Mas os tempos iniciais não foram nada fáceis. As primeiras edições venderam muito menos do que era a expetativa de Harold Ross, o filho de mineiro e de uma professora, do Colorado, que o atual diretor da The New Yorker, David Remnick, diz que podia ter saído das páginas de Mark Twain: fugiu de casa aos 14 anos, trabalhou numa série de jornais de que hoje ninguém recorda o nome, durante a I Guerra Mundial, esteve na Europa a descrever as batalhas de trincheiras para a Stars & Stripes, a publicação oficial do Exército dos EUA. Chegado a Nova Iorque, casou-se com Jane Grant, jornalista no The New York Times, que, embora o considerasse o “homem mais feio que já tinha conhecido”, estabeleceu com ele uma parceria, no trabalho e na vida, que marcou a imprensa americana.

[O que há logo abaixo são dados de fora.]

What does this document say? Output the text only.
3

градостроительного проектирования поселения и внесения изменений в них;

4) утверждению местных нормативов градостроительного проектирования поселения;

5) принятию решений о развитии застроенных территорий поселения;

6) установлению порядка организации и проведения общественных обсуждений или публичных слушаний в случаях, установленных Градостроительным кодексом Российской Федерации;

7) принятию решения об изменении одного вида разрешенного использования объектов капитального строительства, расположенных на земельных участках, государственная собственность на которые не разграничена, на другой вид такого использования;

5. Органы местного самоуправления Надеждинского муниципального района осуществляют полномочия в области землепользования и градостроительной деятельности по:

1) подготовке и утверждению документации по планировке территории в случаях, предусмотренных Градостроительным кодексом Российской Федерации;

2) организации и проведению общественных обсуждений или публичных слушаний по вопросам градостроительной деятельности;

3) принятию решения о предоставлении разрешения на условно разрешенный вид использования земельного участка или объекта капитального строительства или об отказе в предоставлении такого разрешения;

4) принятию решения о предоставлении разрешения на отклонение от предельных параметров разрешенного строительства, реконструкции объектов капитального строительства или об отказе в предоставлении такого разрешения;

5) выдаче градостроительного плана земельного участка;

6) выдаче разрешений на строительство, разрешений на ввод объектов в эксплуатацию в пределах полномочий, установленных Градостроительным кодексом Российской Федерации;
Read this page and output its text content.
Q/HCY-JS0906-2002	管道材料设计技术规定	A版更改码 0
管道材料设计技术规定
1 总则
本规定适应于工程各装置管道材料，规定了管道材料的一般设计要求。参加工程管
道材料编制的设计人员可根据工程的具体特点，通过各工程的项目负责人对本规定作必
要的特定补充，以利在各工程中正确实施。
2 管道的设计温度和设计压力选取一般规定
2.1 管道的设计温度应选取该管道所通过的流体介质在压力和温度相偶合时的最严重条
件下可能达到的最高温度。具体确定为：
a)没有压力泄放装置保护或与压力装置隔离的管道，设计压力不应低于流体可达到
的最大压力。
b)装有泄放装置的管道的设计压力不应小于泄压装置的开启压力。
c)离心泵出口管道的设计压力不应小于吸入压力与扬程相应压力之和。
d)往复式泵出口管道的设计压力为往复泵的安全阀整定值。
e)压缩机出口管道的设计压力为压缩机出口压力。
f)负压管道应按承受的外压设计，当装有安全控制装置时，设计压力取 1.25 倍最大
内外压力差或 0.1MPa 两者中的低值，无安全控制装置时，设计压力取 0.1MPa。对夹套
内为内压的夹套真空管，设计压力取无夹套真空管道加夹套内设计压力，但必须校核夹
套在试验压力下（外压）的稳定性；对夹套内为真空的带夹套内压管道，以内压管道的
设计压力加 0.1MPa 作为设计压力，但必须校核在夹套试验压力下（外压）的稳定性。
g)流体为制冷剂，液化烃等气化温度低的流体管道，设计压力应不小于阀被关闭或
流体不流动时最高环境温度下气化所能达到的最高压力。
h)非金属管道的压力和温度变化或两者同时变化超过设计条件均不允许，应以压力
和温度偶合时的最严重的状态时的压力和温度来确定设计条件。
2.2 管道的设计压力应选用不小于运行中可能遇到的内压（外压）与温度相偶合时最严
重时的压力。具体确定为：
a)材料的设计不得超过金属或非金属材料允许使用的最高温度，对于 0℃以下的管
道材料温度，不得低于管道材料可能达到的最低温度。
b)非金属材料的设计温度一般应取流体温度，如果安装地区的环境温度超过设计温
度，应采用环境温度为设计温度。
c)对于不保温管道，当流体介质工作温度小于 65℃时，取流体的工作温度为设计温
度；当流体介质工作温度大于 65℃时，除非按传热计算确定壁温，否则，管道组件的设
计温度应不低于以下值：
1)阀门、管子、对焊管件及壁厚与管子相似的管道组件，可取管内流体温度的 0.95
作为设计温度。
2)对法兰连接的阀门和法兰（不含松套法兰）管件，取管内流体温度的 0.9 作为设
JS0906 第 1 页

A ideia da nova revista começou a germinar em longas noites de música e de jogo, em alguns dos locais mais vibrantes de Manhattan, depois de Ross ter pensado em lançar uma publicação sobre transporte marítimo ou, em alternativa, dedicar-se à edição de uma coleção de livros de bolso.

O dilema foi desbloqueado depois de, por sugestão da mulher, Ross ter conseguido convencer o milionário Raoul Fleischmann, herdeiro de um industrial da panificação, a investir 25 mil dólares na criação de uma revista de “humor e ilustrações”, após uma noitada de póquer e de muitos copos no Algonquin Hotel. O ambiente era propício à aposta: viviam-se anos de ouro na imprensa dos EUA, com mais de 2100 jornais a serem publicados, que tinham uma circulação conjunta próxima dos 40 milhões de leitores. Era a época em que se começava também a apostar em revistas semanais: o primeiro número da Vanity Fair saiu em 1913, a Time foi fundada em 1923 e, no início de 2025, foi a vez da The New Yorker – que Harold Ross, num prospeto para angariar anunciantes, prometia ser uma mistura de “alegria, sagacidade e sátira”. Só que esse era um equilíbrio difícil, e a “fórmula” da revista foi, também, difícil de encontrar.
“Não tenho orgulho nas primeiras edições”, admitiu Jane Grant, no seu livro de memórias publicado em 1968. “Esperávamos que fosse um êxito imediato, tanto em vendas como em termos literários, mas nada disso aconteceu”, lastimou. Ao fim de poucos meses, a revista esteve quase para ser suspensa, durante o verão, período em que havia menos anunciantes. Só que, aos poucos, com muita perseverança e um novo investimento de Fleischmann, a revista conseguiu encontrar o seu caminho, abandonando o estilo jocoso presente na maioria dos textos, e apostando antes numa escrita mais elegante, mas sempre incisiva, procurando encontrar ângulos novos e desconhecidos sobre a vida em Nova Iorque. Prova disso, é o título do ensaio que marcou o ponto de viragem: Porque vamos aos cabarés. O artigo era assinado por Ellin Mackay, uma socialite que viria a casar com o compositor Irving Berlin, e causou um enorme impacto, ao abordar várias questões polémicas para a época, como a preferência dos jovens das classes mais abastadas por se irem divertir em casas noturnas de alegada má fama, e o que isso significava para a libertação das mulheres e sobre a mistura entre “alta” e “baixa” sociedade. “As vendas dispararam”, recorda David Remnick, ao contar a história da revista. “A The New Yorker estava no mercado.”
Humor e rigor
O jornalismo sofisticado e as ilustrações humorísticas criaram uma mistura única, ao longo de anos, na revista. No entanto, sob a direção de Harold Ross, a política era considerada um tema “aborrecido”, que não merecia grande destaque. “Vamos deixar as outras revistas serem importantes”, terá ele proferido, segundo um dos seus biógrafos.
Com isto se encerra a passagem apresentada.